C’est aussi un hommage à de modestes et obscurs serviteurs
de l’Etat qui ont perpétué avec abnégation une tradition qui
rompait l’isolement des villages de montagne.
Un récit d’une superbe concision
Ce qui rend le
récit si touchant, cependant, c’est la concision du style,
et l’émotion qui naît peu à peu de ce que l’on devine du
drame de toute une vie, mais qui reste juste évoqué, entre
les lignes, sans détails superflus. Il est très court :
c’est toute une vie
condensée en quelque huit pages.
Les quatre
premières sont écrites dans un style descriptif très sobre,
sans redondances : un
vieux facteur doit prendre sa retraite et emmène son fils
avec lui pour sa dernière tournée. Peng Jianming nous décrit sa
vie, seul avec son chien, pendant des dizaines d'années à
courir les montagnes, deux lourds sacs postaux sur le dos,
dans des conditions difficiles... Au gré des quelques haltes
en chemin, il explique à son fils les difficultés de la
route et du métier. Et l'importance du chien qui connaît le
chemin, un chien jaune qui est le lien entre l’homme et la
montagne, d’où le titre.
Au milieu
du récit se produit un léger décrochage, qui suggère autre
chose derrière tout cela : la chaleur d’un foyer au bout de
la route, une famille d’accueil où le facteur a ses
habitudes, et une petite fille à laquelle il a dit en riant
qu’il lui ferait épouser son fils, une petite fille qui a
grandi…
Et enfin, à la dernière page, le
dernier soir, quand le père a fini de dire ce qu’il avait à
dire, le fils prend la parole. Et toute la tension du récit
éclate brusquement. C'est très bref, mais superbe : le fils,
en fait, a supporté la charge de la famille pendant que le
père était absent, et en particulier la charge de la mère,
gravement malade, dont il n'a pas été question jusqu’à ce
point du récit et dont l’ombre planait comme un non-dit. Il
a abandonné tôt l'école pour faire face à ces charges. Il ne
se plaint pas, donne juste des conseils à son père sur ce
qu'il va falloir qu'il fasse maintenant, en quelques phrases
rapides.
Sur le
chemin du retour, cependant, le père fait demi-tour, et
repart dans la montagne en laissant son fils rentrer seul
chez lui. Il revient au chien de conclure le récit. Il ne
comprend pas, comme il a eu du mal à comprendre que ce soit
le fils qui porte maintenant les sacs postaux, ces sacs
verts qui étaient l’apanage du vieux facteur. Il tente de
rester avec le vieil homme, mais c'est l'ultime legs du père
à son fils, le chien doit partir avec lui...
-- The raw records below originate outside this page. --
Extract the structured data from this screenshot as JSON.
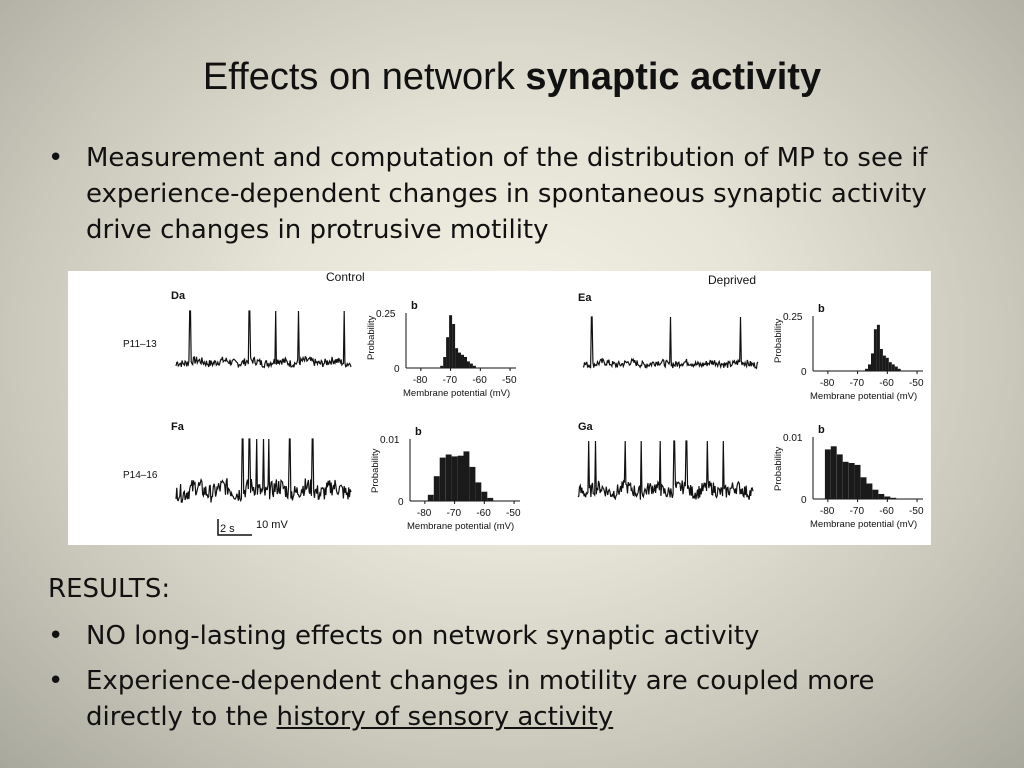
{
  "slide": {
    "title_prefix": "Effects on network ",
    "title_bold": "synaptic activity",
    "intro_bullet": "Measurement and computation of the distribution of MP to see if experience-dependent changes in spontaneous synaptic activity drive changes in protrusive motility",
    "results_label": "RESULTS:",
    "result_bullets": [
      "NO long-lasting effects on network synaptic activity",
      "Experience-dependent changes in motility are coupled more directly to the "
    ],
    "result_underlined": "history of sensory activity",
    "bullet_char": "•"
  },
  "figure": {
    "control_label": "Control",
    "deprived_label": "Deprived",
    "row_labels": [
      "P11–13",
      "P14–16"
    ],
    "scale_time": "2 s",
    "scale_voltage": "10 mV",
    "panels": [
      {
        "trace_label": "Da",
        "hist_label": "b",
        "ymax_label": "0.25",
        "ylabel": "Probability",
        "xlabel": "Membrane potential (mV)",
        "xticks": [
          "-80",
          "-70",
          "-60",
          "-50"
        ],
        "y0": "0"
      },
      {
        "trace_label": "Ea",
        "hist_label": "b",
        "ymax_label": "0.25",
        "ylabel": "Probability",
        "xlabel": "Membrane potential (mV)",
        "xticks": [
          "-80",
          "-70",
          "-60",
          "-50"
        ],
        "y0": "0"
      },
      {
        "trace_label": "Fa",
        "hist_label": "b",
        "ymax_label": "0.01",
        "ylabel": "Probability",
        "xlabel": "Membrane potential (mV)",
        "xticks": [
          "-80",
          "-70",
          "-60",
          "-50"
        ],
        "y0": "0"
      },
      {
        "trace_label": "Ga",
        "hist_label": "b",
        "ymax_label": "0.01",
        "ylabel": "Probability",
        "xlabel": "Membrane potential (mV)",
        "xticks": [
          "-80",
          "-70",
          "-60",
          "-50"
        ],
        "y0": "0"
      }
    ]
  },
  "chart_data": [
    {
      "type": "bar",
      "panel": "Db",
      "xlabel": "Membrane potential (mV)",
      "ylabel": "Probability",
      "xlim": [
        -85,
        -48
      ],
      "ylim": [
        0,
        0.25
      ],
      "x": [
        -73,
        -72,
        -71,
        -70,
        -69,
        -68,
        -67,
        -66,
        -65,
        -64,
        -63,
        -62
      ],
      "values": [
        0.01,
        0.05,
        0.14,
        0.24,
        0.2,
        0.09,
        0.07,
        0.06,
        0.05,
        0.03,
        0.02,
        0.01
      ]
    },
    {
      "type": "bar",
      "panel": "Eb",
      "xlabel": "Membrane potential (mV)",
      "ylabel": "Probability",
      "xlim": [
        -85,
        -48
      ],
      "ylim": [
        0,
        0.25
      ],
      "x": [
        -67,
        -66,
        -65,
        -64,
        -63,
        -62,
        -61,
        -60,
        -59,
        -58,
        -57,
        -56
      ],
      "values": [
        0.01,
        0.03,
        0.08,
        0.19,
        0.21,
        0.1,
        0.07,
        0.06,
        0.04,
        0.03,
        0.02,
        0.01
      ]
    },
    {
      "type": "bar",
      "panel": "Fb",
      "xlabel": "Membrane potential (mV)",
      "ylabel": "Probability",
      "xlim": [
        -85,
        -48
      ],
      "ylim": [
        0,
        0.01
      ],
      "x": [
        -78,
        -76,
        -74,
        -72,
        -70,
        -68,
        -66,
        -64,
        -62,
        -60,
        -58
      ],
      "values": [
        0.001,
        0.004,
        0.007,
        0.0075,
        0.0072,
        0.0073,
        0.008,
        0.0055,
        0.003,
        0.0015,
        0.0005
      ]
    },
    {
      "type": "bar",
      "panel": "Gb",
      "xlabel": "Membrane potential (mV)",
      "ylabel": "Probability",
      "xlim": [
        -85,
        -48
      ],
      "ylim": [
        0,
        0.01
      ],
      "x": [
        -80,
        -78,
        -76,
        -74,
        -72,
        -70,
        -68,
        -66,
        -64,
        -62,
        -60,
        -58
      ],
      "values": [
        0.008,
        0.0085,
        0.0072,
        0.006,
        0.0058,
        0.0055,
        0.0035,
        0.0025,
        0.0015,
        0.0008,
        0.0004,
        0.0002
      ]
    }
  ]
}
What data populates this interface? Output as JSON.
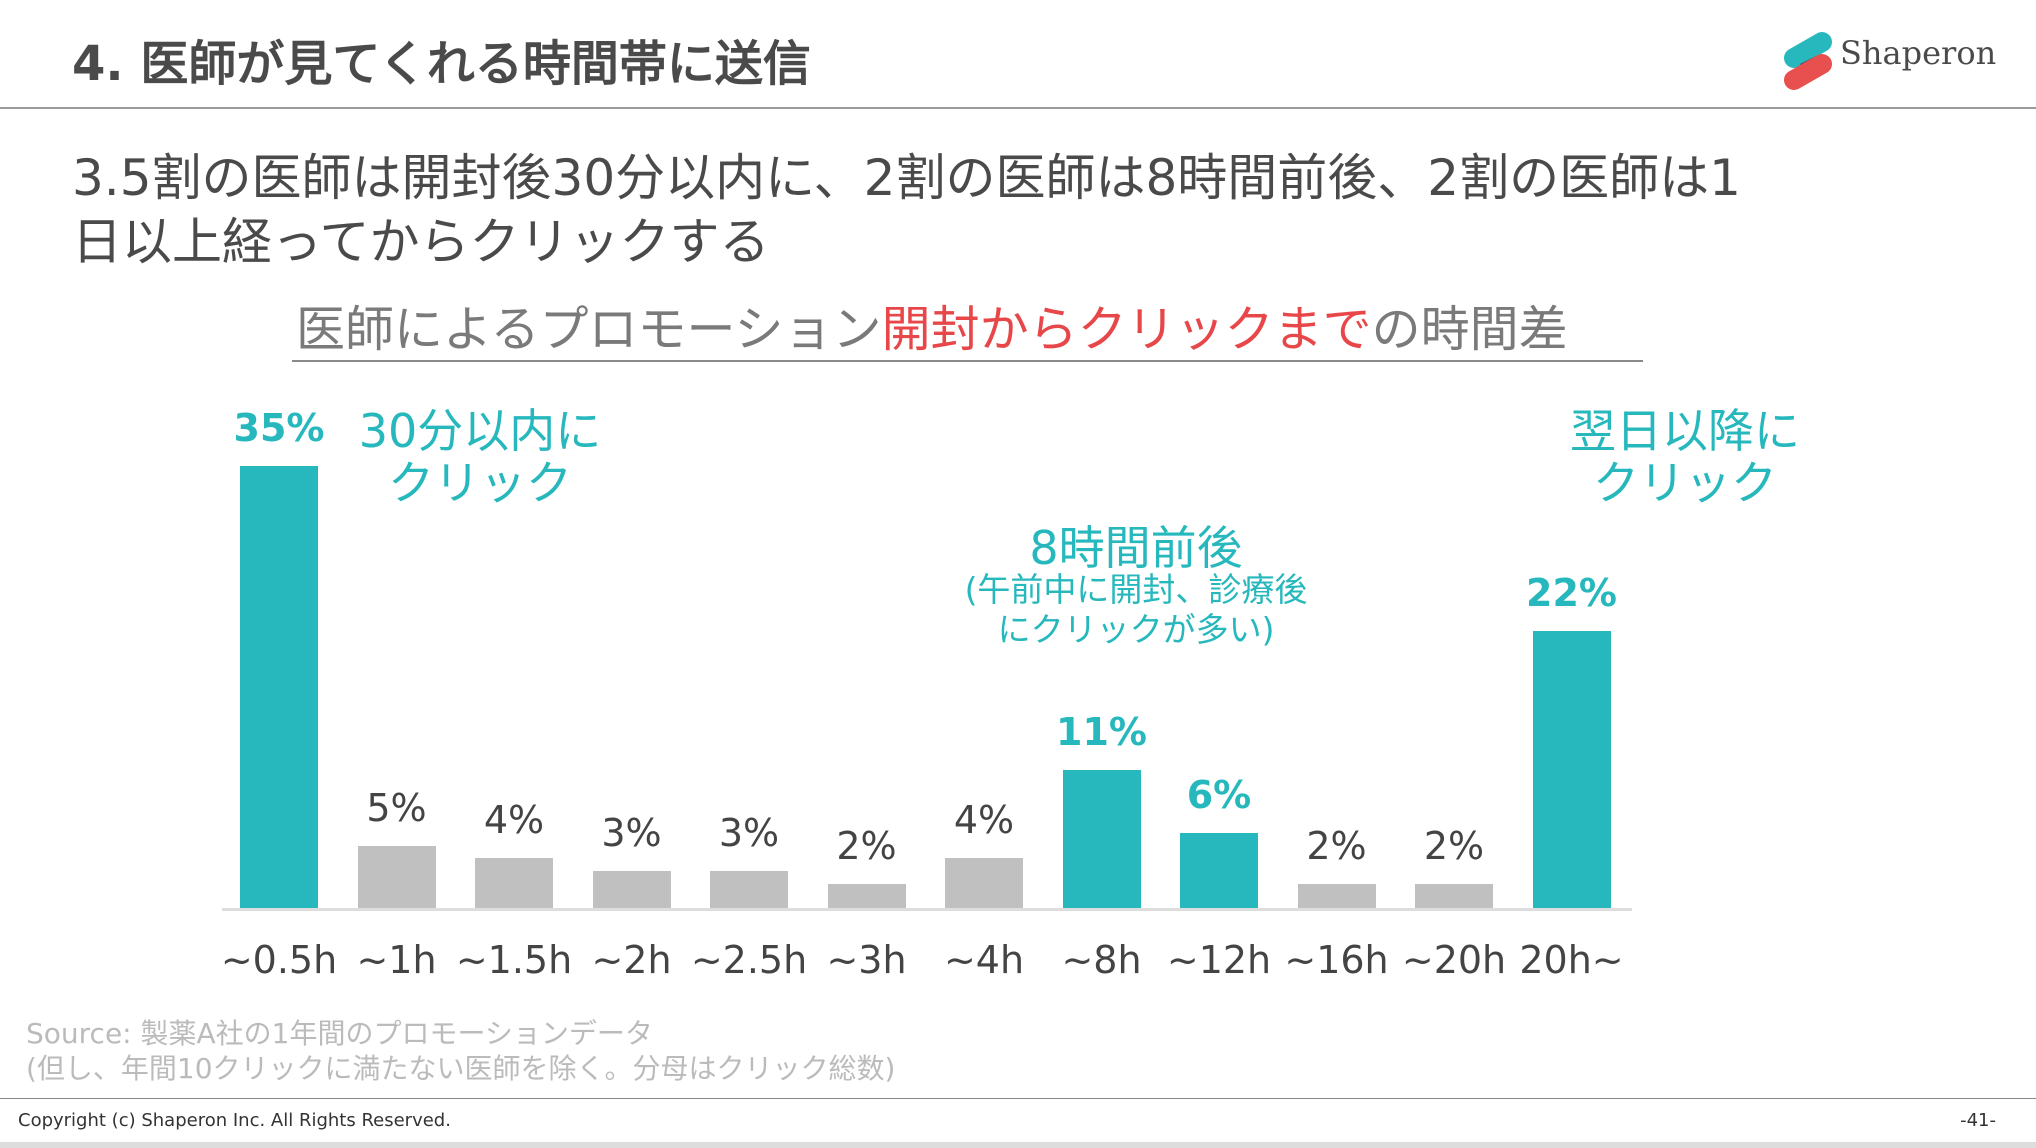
{
  "header": {
    "title": "4. 医師が見てくれる時間帯に送信",
    "logo_text": "Shaperon"
  },
  "subtitle": {
    "line1": "3.5割の医師は開封後30分以内に、2割の医師は8時間前後、2割の医師は1",
    "line2": "日以上経ってからクリックする"
  },
  "colors": {
    "accent": "#26b8bc",
    "grey": "#c0c0c0",
    "red": "#e8474a"
  },
  "chart_data": {
    "type": "bar",
    "title_parts": [
      "医師によるプロモーション",
      "開封からクリックまで",
      "の時間差"
    ],
    "categories": [
      "~0.5h",
      "~1h",
      "~1.5h",
      "~2h",
      "~2.5h",
      "~3h",
      "~4h",
      "~8h",
      "~12h",
      "~16h",
      "~20h",
      "20h~"
    ],
    "values": [
      35,
      5,
      4,
      3,
      3,
      2,
      4,
      11,
      6,
      2,
      2,
      22
    ],
    "labels": [
      "35%",
      "5%",
      "4%",
      "3%",
      "3%",
      "2%",
      "4%",
      "11%",
      "6%",
      "2%",
      "2%",
      "22%"
    ],
    "highlighted": [
      true,
      false,
      false,
      false,
      false,
      false,
      false,
      true,
      true,
      false,
      false,
      true
    ],
    "ylim": [
      0,
      35
    ],
    "annotations": {
      "early": [
        "30分以内に",
        "クリック"
      ],
      "mid": "8時間前後",
      "mid_sub": [
        "(午前中に開封、診療後",
        "にクリックが多い)"
      ],
      "late": [
        "翌日以降に",
        "クリック"
      ]
    }
  },
  "source": {
    "line1": "Source: 製薬A社の1年間のプロモーションデータ",
    "line2": "(但し、年間10クリックに満たない医師を除く。分母はクリック総数)"
  },
  "footer": {
    "copyright": "Copyright (c) Shaperon Inc.  All Rights Reserved.",
    "page": "-41-"
  }
}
La dernière ligne est superbe,
consacrant la montagne comme lieu privilégié du rêve de
toute une existence, confondu dans une couleur verte, qui
est aussi bien celle des sacs que celle de la montagne :
于是,一支黄色的箭朝那绿色的梦里射去.
Alors une flèche jaune partit d’un trait se fondre dans ce
rêve vert.
Grand succès
La nouvelle a eu un grand succès quand
elle a été publiée, en 1983. Elle a obtenu le prix de la
meilleure nouvelle de l’année, et a été rééditée en 1984
dans le recueil des nouvelles primées édité par les éditions
Littérature du peuple. Elle a connu des rééditions
régulières par la suite, dans diverses anthologies : en 1990
dans l’anthologie des meilleures nouvelles des dix années
précédentes éditée au Hunan, en 1999 dans l’anthologie des
meilleures nouvelles de la période 1949-1999 éditée à Pékin,
etc…
Elle est considérée comme une œuvre
représentative du début des années 1980, tout en étant
originale dans le contexte, ne relevant d’aucun des
mouvements littéraires de l’époque. Le film est venu lui
apporter une nouvelle notoriété. Mais il est réalisé dans
une optique différente.
Un film qui gomme l’émotion en
privilégiant l’action
La nouvelle est essentiellement
réflexive ; c’est une vision intériorisée d’une vie
solitaire, sans événements marquants, fondée sur la
répétition des mêmes tournées, au gré des saisons.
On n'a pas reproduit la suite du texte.